Given the growing evidence for inflammatory and senescent microglia and astrocytes to drive the progression of neurodegenerative conditions such as Alzheimer's disease, there is a need for practical, cost-effective ways to assess the burden of inflamed supporting cells in the brain. The senolytic combination of dasatinib and quercetin has been shown to clear senescent cells in the brain, and improve symptoms in animal models of neurodegeneration. Similarly, CSF1R inhibitors such as PLX3397 can clear microglia from the brain, a beneficial procedure when performed in mice with neuroinflammation. Trials in human patients will be that much easier to justify to the powers that be given a way to clearly assess the degree to which harmful cells are cleared by such treatments.

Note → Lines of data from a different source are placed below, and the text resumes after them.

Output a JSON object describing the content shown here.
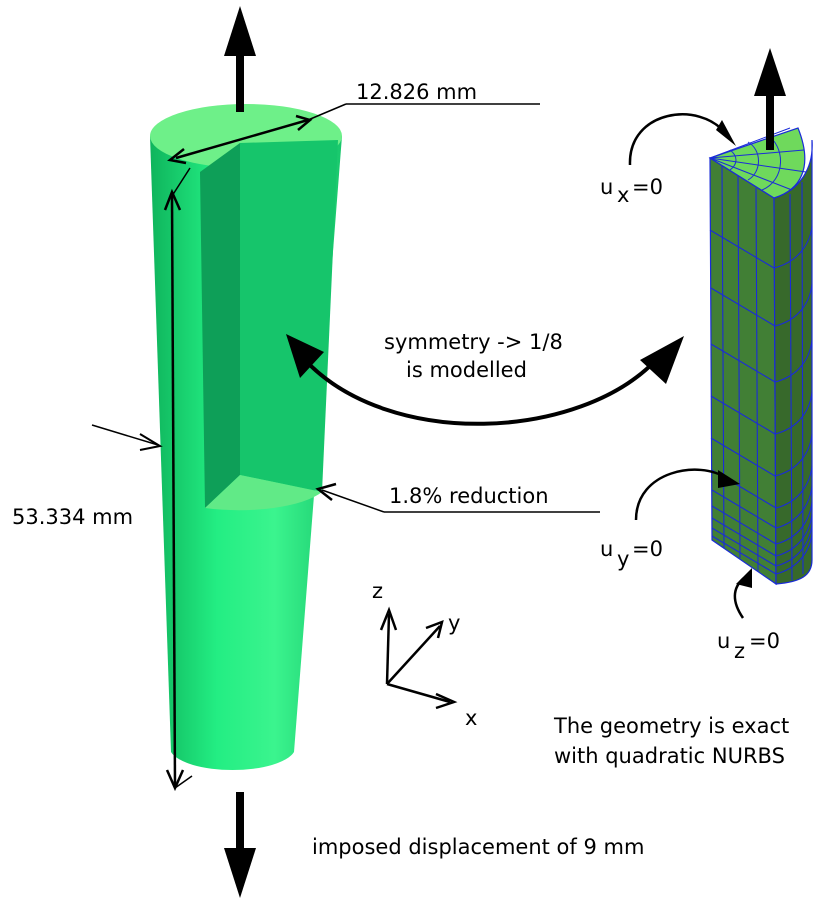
{
  "labels": {
    "diameter": "12.826 mm",
    "length": "53.334 mm",
    "symmetry_line1": "symmetry -> 1/8",
    "symmetry_line2": "is modelled",
    "reduction": "1.8% reduction",
    "displacement": "imposed displacement of 9 mm",
    "geometry_line1": "The geometry is exact",
    "geometry_line2": "with quadratic NURBS"
  },
  "boundary_conditions": [
    {
      "symbol": "u",
      "subscript": "x",
      "value": "=0"
    },
    {
      "symbol": "u",
      "subscript": "y",
      "value": "=0"
    },
    {
      "symbol": "u",
      "subscript": "z",
      "value": "=0"
    }
  ],
  "axes": {
    "x": "x",
    "y": "y",
    "z": "z"
  },
  "colors": {
    "cylinder_light": "#2ef58a",
    "cylinder_top": "#6dee86",
    "cut_face": "#10a55e",
    "mesh_face": "#3f7a33",
    "mesh_top": "#6fd95c",
    "mesh_lines": "#1a2bd8"
  }
}
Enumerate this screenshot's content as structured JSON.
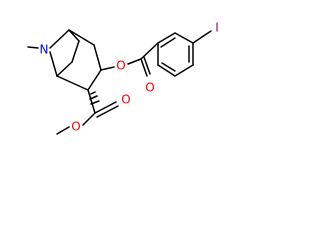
{
  "molecule": {
    "atoms": {
      "nitrogen": "N",
      "ester_oxygen_top": "O",
      "carbonyl_oxygen_benzoate": "O",
      "carbonyl_oxygen_methyl_ester": "O",
      "methoxy_oxygen": "O",
      "iodine": "I"
    }
  },
  "colors": {
    "bond": "#000000",
    "nitrogen": "#0000ff",
    "oxygen": "#ff0000",
    "iodine": "#940094",
    "background": "#ffffff"
  }
}
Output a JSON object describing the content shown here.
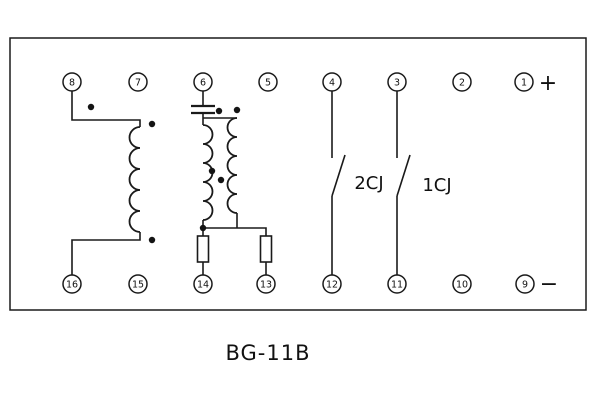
{
  "diagram": {
    "title": "BG-11B",
    "terminals": {
      "top": [
        "8",
        "7",
        "6",
        "5",
        "4",
        "3",
        "2",
        "1"
      ],
      "bottom": [
        "16",
        "15",
        "14",
        "13",
        "12",
        "11",
        "10",
        "9"
      ]
    },
    "contacts": {
      "left_label": "2CJ",
      "right_label": "1CJ"
    },
    "polarity": {
      "plus": "+",
      "minus": "−"
    },
    "colors": {
      "line": "#1a1a1a",
      "background": "#ffffff"
    }
  }
}
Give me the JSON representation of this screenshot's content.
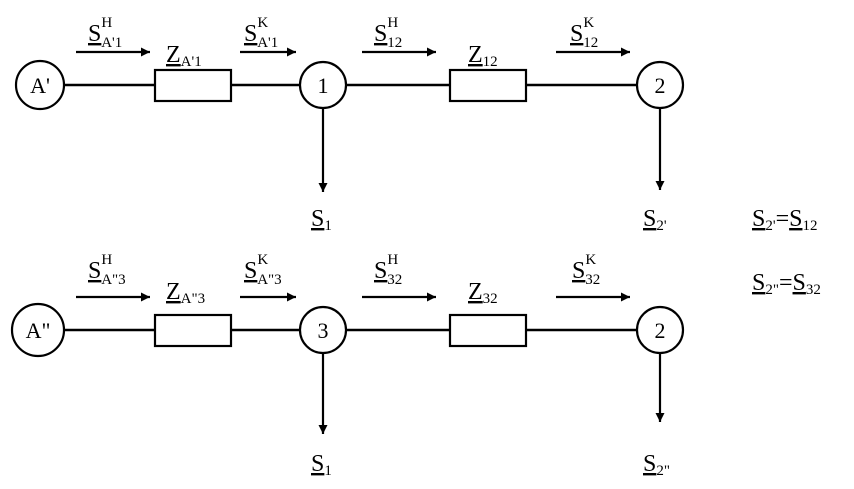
{
  "nodes": {
    "A1": "A'",
    "n1": "1",
    "n2_top": "2",
    "A2": "A\"",
    "n3": "3",
    "n2_bottom": "2"
  },
  "top": {
    "flow_a1_start": {
      "main": "S",
      "sub": "A'1",
      "sup": "H"
    },
    "impedance_a1": {
      "main": "Z",
      "sub": "A'1"
    },
    "flow_a1_end": {
      "main": "S",
      "sub": "A'1",
      "sup": "K"
    },
    "flow_12_start": {
      "main": "S",
      "sub": "12",
      "sup": "H"
    },
    "impedance_12": {
      "main": "Z",
      "sub": "12"
    },
    "flow_12_end": {
      "main": "S",
      "sub": "12",
      "sup": "K"
    },
    "load_1": {
      "main": "S",
      "sub": "1"
    },
    "load_2p": {
      "main": "S",
      "sub": "2'"
    }
  },
  "bottom": {
    "flow_a3_start": {
      "main": "S",
      "sub": "A\"3",
      "sup": "H"
    },
    "impedance_a3": {
      "main": "Z",
      "sub": "A\"3"
    },
    "flow_a3_end": {
      "main": "S",
      "sub": "A\"3",
      "sup": "K"
    },
    "flow_32_start": {
      "main": "S",
      "sub": "32",
      "sup": "H"
    },
    "impedance_32": {
      "main": "Z",
      "sub": "32"
    },
    "flow_32_end": {
      "main": "S",
      "sub": "32",
      "sup": "K"
    },
    "load_1": {
      "main": "S",
      "sub": "1"
    },
    "load_2pp": {
      "main": "S",
      "sub": "2\""
    }
  },
  "equations": {
    "eq1": {
      "lhs_main": "S",
      "lhs_sub": "2'",
      "op": "=",
      "rhs_main": "S",
      "rhs_sub": "12"
    },
    "eq2": {
      "lhs_main": "S",
      "lhs_sub": "2\"",
      "op": "=",
      "rhs_main": "S",
      "rhs_sub": "32"
    }
  }
}
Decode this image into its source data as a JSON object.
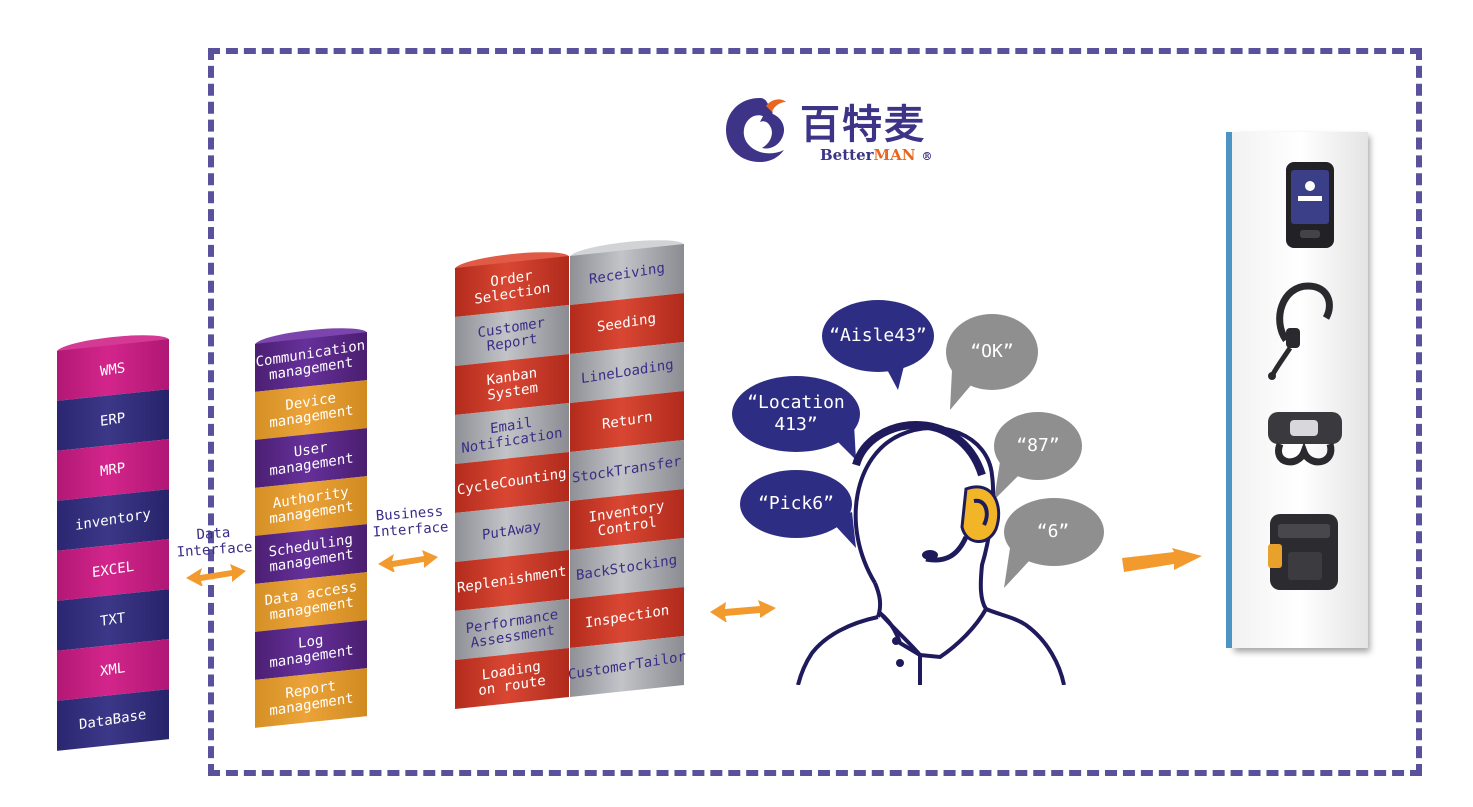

Researchers have demonstrated that diffusion-weighted MRI (dw-MRI) can noninvasively and differentially detect the activation of microglia and astrocytes, two types of brain cells that are at the basis of neuroinflammation and its progression. Degenerative brain diseases such as Alzheimer's and other dementias, Parkinson's, or multiple sclerosis are a pressing and difficult problem to address. Sustained activation of two types of brain cells, microglia and astrocytes leads to chronic inflammation in the brain that is one of the causes of neurodegeneration and contributes to its progression.
This is the first time it has been shown that the signal from this type of MRI can detect microglial and astrocyte activation, with specific footprints for each cell population. The researchers have also shown that this technique is sensitive and specific for detecting inflammation with and without neurodegeneration, so that both conditions can be differentiated. In addition, it makes it possible to discriminate between inflammation and demyelination characteristic of multiple sclerosis.
To validate the model, the researchers used an established paradigm of inflammation in rats based on intracerebral administration of lipopolysaccharide (LPS). In this paradigm, neuronal viability and morphology are preserved, while inducing, first, an activation of microglia, and in a delayed manner, an astrocyte response. This temporal sequence of cellular events allows glial responses to be transiently dissociated from neuronal degeneration and the signature of reactive microglia investigated independently of astrogliosis. To isolate the imprint of astrocyte activation, the researchers repeated the experiment by pretreating the animals with an inhibitor that temporarily ablates about 90% of microglia.